Eco asked if trillian improved a weapon's maximum difficulty to which Whitehand said, "no it improves skilling." In this statement Eco is actually correct, trillian changes the possible weapon difficulties as stated in premise #1 it's the weapon type and metal that determine difficulty potentials. The statement Whitehand made is about a fighter's evaluation summary which is based on how close a weapons difficulty is to your skill, how heavy the weapon is, and how damaging. Whitehand's statement is misleading because it implies that a trillian warhammer could be perfectly suited for someone at 20 club skill, or that it will help them skill faster, both of which aren't true.

Mani might be onto something interesting, but instead of anecdotal evidence it needs to be tested with a fighter's evaluations. What you'd need to do is forge 12 different greatswords. Forge a very fine greatsword of lead, zinc, tin, gold, copper, iron, platinum, bronze, brass, silver, electrum, and steel all for you at the same time so they're all forged for the same skill. Then have a fighter "eval zinc greatsword for mani out loud" and do that for all 12 swords. At the bottom of the eval it'll give a summary like "Mani couldn't hit the broad side of a barn with this greatsword" and there will probably be some sort of progression between the 12 metals. My hypothesis based on the reasearch I've personally seen is that lead will be the worst and it'll get better as you go up toward steel which might say "this greatsword is excellent for Mani". Or if Mani is onto something here then perhaps the steel forge will be really poor but the platinum or brass for his 30 ish skill might be "excellent".
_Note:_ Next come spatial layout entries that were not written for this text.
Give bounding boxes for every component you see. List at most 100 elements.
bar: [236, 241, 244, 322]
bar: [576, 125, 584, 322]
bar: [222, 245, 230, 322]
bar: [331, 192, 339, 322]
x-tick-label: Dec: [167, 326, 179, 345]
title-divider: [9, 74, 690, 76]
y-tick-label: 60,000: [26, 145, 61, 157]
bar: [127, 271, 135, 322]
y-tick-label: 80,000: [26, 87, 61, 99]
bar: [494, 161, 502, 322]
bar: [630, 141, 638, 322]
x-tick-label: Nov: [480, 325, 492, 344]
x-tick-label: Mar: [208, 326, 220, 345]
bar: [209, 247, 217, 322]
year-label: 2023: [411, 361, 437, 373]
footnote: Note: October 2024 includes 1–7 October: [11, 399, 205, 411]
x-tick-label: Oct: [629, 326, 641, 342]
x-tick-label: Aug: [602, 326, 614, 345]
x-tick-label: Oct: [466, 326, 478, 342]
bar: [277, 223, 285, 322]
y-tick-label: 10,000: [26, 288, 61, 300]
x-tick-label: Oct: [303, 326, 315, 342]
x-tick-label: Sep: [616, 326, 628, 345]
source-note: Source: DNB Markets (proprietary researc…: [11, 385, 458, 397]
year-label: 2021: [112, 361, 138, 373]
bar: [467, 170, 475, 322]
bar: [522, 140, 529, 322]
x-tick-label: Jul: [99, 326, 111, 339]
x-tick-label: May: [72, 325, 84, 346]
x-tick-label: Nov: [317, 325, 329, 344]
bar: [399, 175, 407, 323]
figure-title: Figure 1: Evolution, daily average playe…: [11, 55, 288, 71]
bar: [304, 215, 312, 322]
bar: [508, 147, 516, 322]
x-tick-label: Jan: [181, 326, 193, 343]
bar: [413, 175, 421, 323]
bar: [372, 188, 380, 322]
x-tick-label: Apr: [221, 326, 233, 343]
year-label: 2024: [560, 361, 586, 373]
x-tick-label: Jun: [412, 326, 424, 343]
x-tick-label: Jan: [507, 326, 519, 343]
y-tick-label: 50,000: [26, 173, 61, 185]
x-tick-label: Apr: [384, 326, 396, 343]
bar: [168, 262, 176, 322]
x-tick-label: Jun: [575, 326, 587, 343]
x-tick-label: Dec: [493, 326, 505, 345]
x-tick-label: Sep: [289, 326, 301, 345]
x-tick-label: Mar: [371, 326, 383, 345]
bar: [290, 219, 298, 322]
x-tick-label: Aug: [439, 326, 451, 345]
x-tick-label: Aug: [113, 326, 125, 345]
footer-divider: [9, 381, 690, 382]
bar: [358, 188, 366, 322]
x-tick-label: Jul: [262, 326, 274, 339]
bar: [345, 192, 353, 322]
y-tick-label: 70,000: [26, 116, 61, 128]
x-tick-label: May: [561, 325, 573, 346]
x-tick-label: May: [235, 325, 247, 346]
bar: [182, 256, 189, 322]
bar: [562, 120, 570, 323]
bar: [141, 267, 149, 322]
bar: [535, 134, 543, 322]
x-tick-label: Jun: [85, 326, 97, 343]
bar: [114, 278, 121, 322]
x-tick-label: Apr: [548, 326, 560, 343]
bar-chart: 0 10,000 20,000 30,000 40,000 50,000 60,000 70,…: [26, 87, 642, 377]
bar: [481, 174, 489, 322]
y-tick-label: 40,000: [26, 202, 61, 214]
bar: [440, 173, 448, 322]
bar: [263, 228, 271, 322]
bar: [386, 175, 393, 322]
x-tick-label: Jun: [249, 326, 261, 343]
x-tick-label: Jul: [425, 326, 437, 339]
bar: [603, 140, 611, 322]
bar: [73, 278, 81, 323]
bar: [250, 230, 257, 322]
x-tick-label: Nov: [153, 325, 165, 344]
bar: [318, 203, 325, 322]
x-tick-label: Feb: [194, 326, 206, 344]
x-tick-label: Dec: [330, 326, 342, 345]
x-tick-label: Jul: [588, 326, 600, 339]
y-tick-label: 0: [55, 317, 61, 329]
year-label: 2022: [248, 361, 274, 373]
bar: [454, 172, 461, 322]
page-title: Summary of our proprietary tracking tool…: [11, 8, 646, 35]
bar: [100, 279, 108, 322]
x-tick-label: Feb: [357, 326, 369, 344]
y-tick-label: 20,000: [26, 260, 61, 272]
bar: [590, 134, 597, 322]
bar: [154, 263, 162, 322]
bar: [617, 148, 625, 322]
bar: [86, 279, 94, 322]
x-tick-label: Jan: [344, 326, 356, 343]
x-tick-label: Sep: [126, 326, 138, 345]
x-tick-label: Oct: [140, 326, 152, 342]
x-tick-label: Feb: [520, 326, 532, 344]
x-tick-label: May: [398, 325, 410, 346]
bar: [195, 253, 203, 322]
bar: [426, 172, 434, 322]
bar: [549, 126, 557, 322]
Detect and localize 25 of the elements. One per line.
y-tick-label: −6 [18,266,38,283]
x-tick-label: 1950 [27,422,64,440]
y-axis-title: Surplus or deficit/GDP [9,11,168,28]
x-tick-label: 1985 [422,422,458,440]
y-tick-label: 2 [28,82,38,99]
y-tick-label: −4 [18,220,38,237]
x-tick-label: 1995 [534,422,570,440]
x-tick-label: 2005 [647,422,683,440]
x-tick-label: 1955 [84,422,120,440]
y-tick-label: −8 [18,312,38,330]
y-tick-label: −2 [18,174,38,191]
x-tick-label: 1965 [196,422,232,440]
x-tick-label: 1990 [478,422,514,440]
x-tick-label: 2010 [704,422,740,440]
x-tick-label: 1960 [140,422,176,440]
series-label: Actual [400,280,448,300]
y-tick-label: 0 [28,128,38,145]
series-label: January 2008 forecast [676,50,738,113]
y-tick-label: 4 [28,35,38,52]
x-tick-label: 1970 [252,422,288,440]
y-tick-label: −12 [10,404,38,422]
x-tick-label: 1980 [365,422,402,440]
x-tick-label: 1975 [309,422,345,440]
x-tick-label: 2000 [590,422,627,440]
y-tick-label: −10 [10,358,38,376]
However, the weapon type and metals are what determine the minimum and maximum difficulties ficer weapons have, they are hard-coded into the game. So I'm not sure exactly what is working better or worse for Mani between these metals (damage, chance to hit, skilling, etc) but all metals from at least lead through steel will eval at moderately difficult for a greatsword forged for 30 ish skill. It's not until he reaches about 65 two handed sword that the difficulty will change.